Many thanks to SWLing Post contributor, Dave Zantow (N9EWO), who writes:
Just FYI. Yes, the Icom IC-7200 is “Back in Production”
” The Icom IC-7200 HF DSP Transceiver is back in production once again (at least for now). Unknown if any part / design changes had to be made to make this possible ? Let’s hope they are using better quality Chinese fans ?? We TRIED 2 brand new samples near the end of the last run and it’s internal “Dual Mini Chinese Fans” BOTH squealed like a pig.[…]”
See my news page for the latest info on this (among other latest happenings including a bit more on the Sangean 909X saga).
Thank you, Dave, for the tip!
I believe the Icom IC-7200 has one of the best general coverage receivers on the market under $1000. I pointed this out in my General Coverage Transceiver review from 2014. I should hope that ham radio clubs might take note about the re-introduction of the IC-7200 and consider purchasing it over the less expensive IC-718 for Field Day or club station use. I’m no fan of the IC-718 as it’s a miserable performer in RF-rich environments like Field Day and radio contests.
I’m pleased to see the IC-7200 back in production!
I have two of these transceivers , one in an RV and the other on the shack desk alongside an FT-1000D , IC-765 and a pair of IC-7410’s.
Value for money , robust and very reliable the IC-7200 punches well above its weight class and is IMHO the best transceiver in its price range.
No it doesn’t have a built in tuner, no FM, but it has a very hot receiver with excellent selectivity options, the DSP (optional in some markets) is IF and works very well alongside a tracking notch filter.

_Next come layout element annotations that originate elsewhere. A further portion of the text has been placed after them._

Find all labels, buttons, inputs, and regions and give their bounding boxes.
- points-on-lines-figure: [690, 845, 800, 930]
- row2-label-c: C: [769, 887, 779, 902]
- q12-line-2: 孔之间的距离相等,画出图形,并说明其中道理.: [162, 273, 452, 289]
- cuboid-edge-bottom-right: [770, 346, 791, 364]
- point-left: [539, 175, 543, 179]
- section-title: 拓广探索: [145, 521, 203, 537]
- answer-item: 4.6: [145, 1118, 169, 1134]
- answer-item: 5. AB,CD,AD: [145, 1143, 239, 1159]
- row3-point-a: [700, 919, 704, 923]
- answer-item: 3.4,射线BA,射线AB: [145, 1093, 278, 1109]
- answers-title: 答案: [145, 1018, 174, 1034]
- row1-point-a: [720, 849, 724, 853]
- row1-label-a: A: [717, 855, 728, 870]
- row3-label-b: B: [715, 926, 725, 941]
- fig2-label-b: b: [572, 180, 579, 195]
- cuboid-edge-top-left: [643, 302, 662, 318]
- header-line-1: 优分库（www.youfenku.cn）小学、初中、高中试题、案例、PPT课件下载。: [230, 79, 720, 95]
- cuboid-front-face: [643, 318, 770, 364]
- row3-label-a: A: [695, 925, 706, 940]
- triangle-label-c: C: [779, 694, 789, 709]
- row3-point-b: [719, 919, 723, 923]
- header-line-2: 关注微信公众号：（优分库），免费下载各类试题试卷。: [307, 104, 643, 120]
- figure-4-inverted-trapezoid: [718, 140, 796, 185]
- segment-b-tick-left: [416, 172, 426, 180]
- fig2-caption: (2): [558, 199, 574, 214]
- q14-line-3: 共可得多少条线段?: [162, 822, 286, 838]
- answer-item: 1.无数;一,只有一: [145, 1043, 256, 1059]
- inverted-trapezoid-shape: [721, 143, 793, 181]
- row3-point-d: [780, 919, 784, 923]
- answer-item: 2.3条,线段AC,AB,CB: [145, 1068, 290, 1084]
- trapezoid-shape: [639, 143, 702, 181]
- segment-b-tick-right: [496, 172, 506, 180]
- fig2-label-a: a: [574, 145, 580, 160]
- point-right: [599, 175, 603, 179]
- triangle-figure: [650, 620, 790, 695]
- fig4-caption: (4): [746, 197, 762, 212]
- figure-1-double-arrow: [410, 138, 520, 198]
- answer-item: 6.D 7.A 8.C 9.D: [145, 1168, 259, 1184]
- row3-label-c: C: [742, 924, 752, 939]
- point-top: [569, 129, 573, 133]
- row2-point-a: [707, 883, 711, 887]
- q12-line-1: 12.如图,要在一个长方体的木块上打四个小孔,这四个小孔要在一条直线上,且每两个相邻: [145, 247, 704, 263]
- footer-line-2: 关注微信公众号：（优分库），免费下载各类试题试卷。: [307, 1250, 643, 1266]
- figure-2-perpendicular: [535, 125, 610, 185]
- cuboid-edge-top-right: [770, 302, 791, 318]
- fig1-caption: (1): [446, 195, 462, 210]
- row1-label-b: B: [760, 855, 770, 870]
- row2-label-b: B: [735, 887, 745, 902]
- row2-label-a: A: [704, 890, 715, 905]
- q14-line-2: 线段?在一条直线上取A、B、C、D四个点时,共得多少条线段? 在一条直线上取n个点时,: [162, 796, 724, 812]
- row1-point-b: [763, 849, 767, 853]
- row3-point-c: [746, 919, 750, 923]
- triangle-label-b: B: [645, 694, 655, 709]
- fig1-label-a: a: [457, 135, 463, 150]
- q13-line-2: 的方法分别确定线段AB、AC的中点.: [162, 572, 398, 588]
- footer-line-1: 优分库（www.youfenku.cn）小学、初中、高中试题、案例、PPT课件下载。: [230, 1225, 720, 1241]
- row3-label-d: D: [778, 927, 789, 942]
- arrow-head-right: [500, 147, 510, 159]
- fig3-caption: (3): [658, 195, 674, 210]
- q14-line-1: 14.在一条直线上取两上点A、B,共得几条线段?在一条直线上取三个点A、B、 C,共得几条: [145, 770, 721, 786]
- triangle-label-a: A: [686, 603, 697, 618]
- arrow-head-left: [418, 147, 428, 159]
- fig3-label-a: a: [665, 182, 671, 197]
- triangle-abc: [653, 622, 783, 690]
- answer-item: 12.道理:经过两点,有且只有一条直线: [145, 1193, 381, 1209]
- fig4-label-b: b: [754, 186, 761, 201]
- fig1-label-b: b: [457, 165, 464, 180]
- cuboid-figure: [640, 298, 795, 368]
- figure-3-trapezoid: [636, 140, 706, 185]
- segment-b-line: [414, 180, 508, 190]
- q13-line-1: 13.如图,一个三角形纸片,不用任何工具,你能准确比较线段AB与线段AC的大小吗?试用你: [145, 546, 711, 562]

Twin passband tuning and excellent digital mode performance.
The finals are rated well above the output (100 watts) and although not small is robust and solid enough for portable field work.
It makes an excellent SWL receiver and in my experience outperforms the IC-718 and FT 450D.
(Although the FT 450D has an inbuilt tuner it is not very broad and an outboard tuner auto or manual will provide a superior match.)
I’m sure it will continue to sell well at the US $900 mark.
It hears as well as my other transceivers and is a simple rig to operate and I find amply sufficient for most amateur use.
The IC-7200 is one of the best radios I owned and actually regretted selling it.
Hot receiver with good filtering and dsp, not surprised it’s back in production.
Companies don’t put kit back into production if it’s rubbish or won’t sell….hint hint!
Pretty sure it was designed for the military market and sold off for hams et al. It’s a bit heavy/clunky to lug about but still a great radio.
Can be had on the secondhand market for a very good price.
I don’t think it was made for military market – if it was, there would be a similar radio without frequency restrictions in the product line – it was built like marine radios (splashproof) with a military ‘appearance’.
I have had one of these radios for a couple years now. It is the one rig I use for any digital mode stuff ( like PSK31, JT65, etc ). It has a built-in soundcard and is just super simple to use ( only need a USB cable to connect to your computer – no extra audio cables, PTT lines, etc ) for digi-modes or decoding. Really a nice rig and inexpensive ! Works great on CW too !!
A nice radio alternative to the IC-7200 would be the new Yaesu FT-891, it’s the size of a typical dual-band radio with a removable ‘head’. It also has a USB Port for rig control and audio in/out with a lower retail price (under $800) than the IC-7200.
I don’t think the FT891 has an audio codec for the USB port.
You are correct.
I was dubious, but just checked and Universal, Gigaparts, and HRO all show it as orderable.
Speaking with HRO’s purchasing agent they had a parts supply issue which has been resolved, and the radios are back in full production (not limited number).
The radio was re-released on Jan. 2, 2017, but the Icom America website does not show the product as currently available (yet).
I used one of these rigs for Field Day 2016 and found it to be a good contest rig. On crowded 75M and 40M I could narrow the bandwidths to bring stations in. And anyone I heard, I was able to work. I wouldn’t want this as my general coverage rig, since it just doesn’t have the pleasing audio that my Kenwood TS-2000 has, but for contesting and tough catches? Sure!
This is a well-loved radio for particular applications, many hams will be happy to see it’s return.